Les combats de Duault, le 12 juin, mirent pour la première fois au coude à coude parachutistes SAS et "patriotes". Georges Ollitrault ("Jojo"), du maquis Tito, se souvient de cette journée de mitraille et de mort. Le lieutenant Botella, aujourd’hui décédé, a écrit le récit de cet épisode.
Les premiers hommes du 4ème Bataillon de parachutistes du Special Air Service (SAS), venant d’Angleterre, avaient élé lâchés sur Duault et Plumelec (Saint-Marcel) dans la nuit du 5 au 6 juin.
Commandés par le capitaine Leblond et le lieutenant Botella, près de 150 paras se retrouvent en quelques jours dans la forêt de Duault. Sans savoir s’il existe effectivement une résistance en Bretagne. Elle existe : de nombreux réfractaires au STO et autres jeunes apolitiques ont gonglé les réseaux FTP mis en place (dès la fin de 1941) par des communistes comme "Alain" Pichouron et Jean Le Jeune. Pour Botella, cette résistance aura pour premiers visages ceux de Jojo Ollitrault et de Georges Nieman, un fugitif allemand.

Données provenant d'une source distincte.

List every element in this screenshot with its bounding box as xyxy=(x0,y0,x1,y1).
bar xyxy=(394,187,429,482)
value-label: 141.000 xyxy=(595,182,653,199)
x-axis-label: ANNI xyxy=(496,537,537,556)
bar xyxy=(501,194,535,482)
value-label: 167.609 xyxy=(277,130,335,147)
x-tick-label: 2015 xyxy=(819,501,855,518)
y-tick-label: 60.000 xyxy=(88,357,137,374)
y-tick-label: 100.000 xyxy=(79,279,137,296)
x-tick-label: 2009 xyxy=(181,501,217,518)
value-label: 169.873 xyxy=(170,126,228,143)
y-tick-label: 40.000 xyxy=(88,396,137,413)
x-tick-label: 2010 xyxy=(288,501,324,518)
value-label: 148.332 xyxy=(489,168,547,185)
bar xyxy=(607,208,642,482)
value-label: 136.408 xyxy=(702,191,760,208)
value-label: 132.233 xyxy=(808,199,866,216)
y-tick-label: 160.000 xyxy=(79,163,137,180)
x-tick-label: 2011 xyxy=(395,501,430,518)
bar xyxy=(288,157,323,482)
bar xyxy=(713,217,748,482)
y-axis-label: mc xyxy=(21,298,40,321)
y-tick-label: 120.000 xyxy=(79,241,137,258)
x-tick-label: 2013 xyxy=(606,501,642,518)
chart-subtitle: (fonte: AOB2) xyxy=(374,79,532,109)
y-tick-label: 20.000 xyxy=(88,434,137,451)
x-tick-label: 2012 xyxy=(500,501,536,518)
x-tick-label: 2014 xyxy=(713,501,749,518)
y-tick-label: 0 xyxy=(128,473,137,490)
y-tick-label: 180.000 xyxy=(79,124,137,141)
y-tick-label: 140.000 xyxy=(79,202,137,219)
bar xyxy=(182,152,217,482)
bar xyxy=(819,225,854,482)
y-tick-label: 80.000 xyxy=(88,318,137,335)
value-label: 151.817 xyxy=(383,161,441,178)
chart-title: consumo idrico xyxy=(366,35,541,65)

Le soir du 11 juin (la nuit précédente a vu un important parachutage d’armes et de munitions sur Duault), deux officiers allemands viennent demander leur chemin à la ferme de Kerhamon. Trois parachutistes et, Reiffe, un maquisard de "Tito", y sont attablés... Les deux Allemands s’enfuient.
Vingt et une victimes
Le lendemain, le 12 juin, vers 6 h, une colonne allemande (cinq camions, un side-car, et une voiture) arrive à Kerhamon. Les Allemands incendient la ferme et jettent dans les flammes deux paras qui dormaient dans une grange. Prévenue de l’incident de la veille, une section de paras (40 hommes) et une vingtaine de maquisards se trouvent en surplomb. " C’est Moreau, un de nos gars, qui a balancé la première grenade sur le side-car " se rappelle Georges Ollitrault.
Fusils-mitrailleurs pour les paras, carabines américaines pour les patriotes, grenades : les combats durent jusqu’au repli allemand,vers 18h. Dans la forêt, le gros des paras a décroché pour Saint-Marcel.
Cette journée coûte la vie à cinq parachutistes, deux maquisards et quatre civils. Les paras ont aussi abattu une milicienne et, par erreur, un étudien résistant, pris à tort pour un milicien. Raflées par les Allemands, dix personnes de la commune sont massacrées un peu plus tard à Plestan. Difficile d’évaluer les pertes allemandes.
Le lendemain des camions alliés emportent armes et munitions de la forêt vers Peumerit-Quintin : sous les balles allemandes, un camion explose sur Saint-Nicodème, faisant cinq tués. Botella, une balle dans la cuisse, est caché à Maël-Pestivien.
Vincent Pinson, actuel maire de Duault, avait 18 ans à l’époque et vivait à la ferme de ses parents, à Kerprigent, à 1,5 km de la forêt. Il gardera à jamais en mémoire une fuite éperdue à travers champs, avec trois autres camarades, le jour de la rafle des civils par les Allemands.
Erreur ou première victoire ?
André Botella rapporte que les parachutistes SAS avaient été largués, en soutien au Débarquement, avec des missions difficilement conciliables, selon qu’elles venaient du commandement britannique ou français. Pour les Britanniques : "les paras ne doivent compter que sur leurs moyens organiques propres. Ils s’abstiendront de prendre contact avec la Résistance intérieure, qui n’existe qu’à l’état sporadique et ne peut être d’aucun secours." Pour les Forces françaises à Londres : "Provoquer une levée massive de la Résistance et la constituer en unités organisées."
André Botella considère Duault comme "la première victoire, sinon la seule, de la Résistance après le Débarquement. A Duault, les combattants improvisés de la Résistance sont restés maîtres du terrain."
Pour Georges Ollitrault, des regroupements d’hommes comme celui du Duault ont été une erreur : "Trés organisée, l’armée allemande était beaucoup plus gênée par des actions de guérilla et des groupes mobiles."
Source : Supplément Ouest-France "La Libération des CDN" 1994, p. 4.